Cataracts are treatable through the insertion of very small plastic lenses into the eye of a patient, which refocus the light entering the eye in the correct manner.
It is estimated that around half of all people who are blind in the globe may have their sight restored with a simple cataract surgery; however, there are fewer eye physicians in countries like Ethiopia and Nepal.
This makes it more difficult for these people to receive treatment.
In addition, when the two ophthalmologists first arrived in Nepal three decades ago, the cheapest cataract lens that was available cost over $250; however, once the team started manufacturing the lenses locally, they were able to bring the price tag down to less than $25 per lens.
This was accomplished by reducing the amount of labor involved in producing the lenses.
According to Geoffrey Tabin, co-founder of the Himalayan Cataract Project, “Blindness is one of the neglected problems of global health; however, it is also one of the few large problems that we can win.”
Blindness is a result of cataracts, which are cloudy lenses that prevent light from entering the eye.
“The first time I saw the miracle of cataract surgery on a totally blind patient, I realized that there is nothing else I can think of in the realm of medicine that is as cost-effective that we can do to really change lives instantly,” the doctor said. ”
There is nothing else I can think of in the realm of medicine that we can do to really change lives instantly.”
The initiative is currently being run out of multiple countries, including Ghana, Bhutan, India, Ethiopia, Myanmar, and others.
Their facilities do up to 200 cataract surgeries every single day, and the time it takes to finish one of these procedures ranges from about 4 to 20 minutes on average.
The majority of their patients are able to pass a vision test for their driver’s license the very following day after they have worn gauze bandages over their eyes for a period of twenty-four hours.

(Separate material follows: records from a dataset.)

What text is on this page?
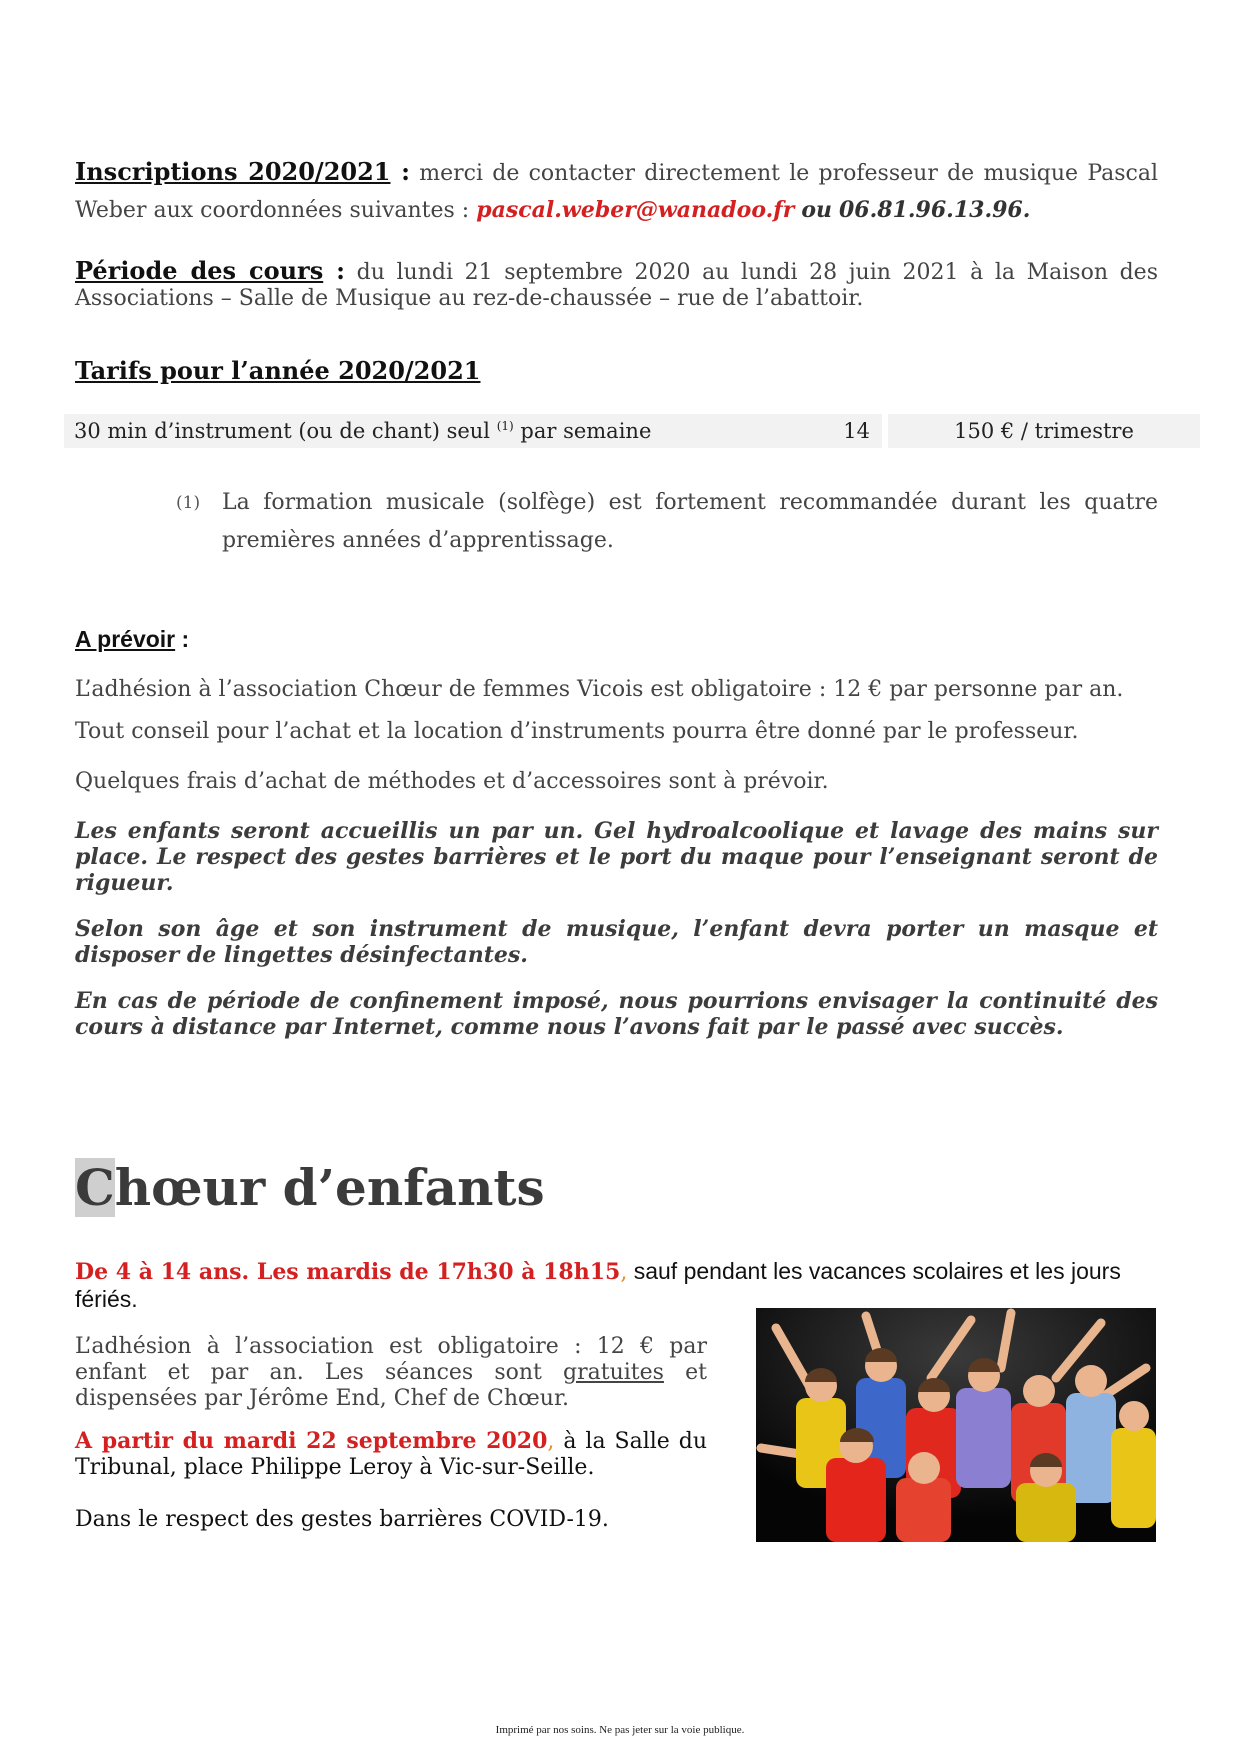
Inscriptions 2020/2021 : merci de contacter directement le professeur de musique Pascal Weber aux coordonnées suivantes : pascal.weber@wanadoo.fr ou 06.81.96.13.96.
Période des cours : du lundi 21 septembre 2020 au lundi 28 juin 2021 à la Maison des Associations – Salle de Musique au rez-de-chaussée – rue de l’abattoir.
Tarifs pour l’année 2020/2021
30 min d’instrument (ou de chant) seul $^{(1)}$ par semaine	14	150 € / trimestre
(1) La formation musicale (solfège) est fortement recommandée durant les quatre premières années d’apprentissage.
A prévoir :
L’adhésion à l’association Chœur de femmes Vicois est obligatoire : 12 € par personne par an.
Tout conseil pour l’achat et la location d’instruments pourra être donné par le professeur.
Quelques frais d’achat de méthodes et d’accessoires sont à prévoir.
Les enfants seront accueillis un par un. Gel hydroalcoolique et lavage des mains sur place. Le respect des gestes barrières et le port du maque pour l’enseignant seront de rigueur.
Selon son âge et son instrument de musique, l’enfant devra porter un masque et disposer de lingettes désinfectantes.
En cas de période de confinement imposé, nous pourrions envisager la continuité des cours à distance par Internet, comme nous l’avons fait par le passé avec succès.
Chœur d’enfants
De 4 à 14 ans. Les mardis de 17h30 à 18h15, sauf pendant les vacances scolaires et les jours fériés.
L’adhésion à l’association est obligatoire : 12 € par enfant et par an. Les séances sont gratuites et dispensées par Jérôme End, Chef de Chœur.
A partir du mardi 22 septembre 2020, à la Salle du Tribunal, place Philippe Leroy à Vic-sur-Seille.
Dans le respect des gestes barrières COVID-19.
Imprimé par nos soins. Ne pas jeter sur la voie publique.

Tabin is quoted as saying, “The joy just comes through.” “When the patches fall off, it takes them a few seconds to register what they’re seeing… …and suddenly there’s this incredible smile”
The Himalayan Cataract Project was selected as a semi-finalist for The MacArthur Foundation’s 100&Change competition, which will award a grant of one hundred million dollars to the winner of the competition.
The goal of the competition is to find an innovative approach to resolving one of the most pressing social issues facing the world today.